The storage plugin has the following settings (which can be passed via command line, the workflow or environment variables, if provided in the respective columns):

CLI setting

Workflow setting

Envvar setting

Description

Default

Choices

Required

Type

--storage-sharepoint-max-requests-per-second VALUE

max_requests_per_second

Maximum number of requests per second for this storage provider. If nothing is specified, the default implemented by the storage plugin is used.

None

str

--storage-sharepoint-auth [PACKAGE.]AUTH_TYPE[=ARG1,ARG2,...]

auth

SNAKEMAKE_STORAGE_SHAREPOINT_AUTH

HTTP(S) authentication. AUTH_TYPE is the class name of requests.auth (e.g. HTTPBasicAuth), ARG1,ARG2,… are the arguments required by the specified type. PACKAGE is the full path to the module from which to import the class (semantically this does ‘from PACKAGE import AUTH_TYPE’).

None

str

--storage-sharepoint-allow-redirects VALUE

allow_redirects

Follow redirects when retrieving files.

True

str

--storage-sharepoint-site-url VALUE

site_url

SNAKEMAKE_STORAGE_SHAREPOINT_SITE_URL

The URL of the SharePoint site.

None

str

--storage-sharepoint-allow-overwrite VALUE

allow_overwrite

Allow overwriting files in the SharePoint site.

False

str

--storage-sharepoint-upload-timeout VALUE

upload_timeout

The timeout in milliseconds for uploading files.

1000

str

Further details

For now, the site_url setting is a required setting on the storage provider. This is because the URL to a document cannot uniquely be parsed into the separate components necessary for downloading and uploading on SharePoint (which are: site collection, library, and filename).

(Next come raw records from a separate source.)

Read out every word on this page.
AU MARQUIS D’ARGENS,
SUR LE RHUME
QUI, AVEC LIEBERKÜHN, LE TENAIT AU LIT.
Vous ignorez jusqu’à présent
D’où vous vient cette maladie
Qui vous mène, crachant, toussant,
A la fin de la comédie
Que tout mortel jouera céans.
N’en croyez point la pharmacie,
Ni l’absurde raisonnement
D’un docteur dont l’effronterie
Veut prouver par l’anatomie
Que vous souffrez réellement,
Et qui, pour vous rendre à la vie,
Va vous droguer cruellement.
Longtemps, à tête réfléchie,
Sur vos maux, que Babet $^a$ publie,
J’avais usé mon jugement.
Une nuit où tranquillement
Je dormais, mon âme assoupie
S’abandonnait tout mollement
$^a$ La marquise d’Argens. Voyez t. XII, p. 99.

Also, overwriting files on SharePoint is disabled by default, and needs to be enabled on the storage provider using the allow_overwrite setting.

Finally, removing files from the remote location is not implemented at all, follow this issue for the current status. Contributions to implement this in a way such that not the entire version history is removed are welcome.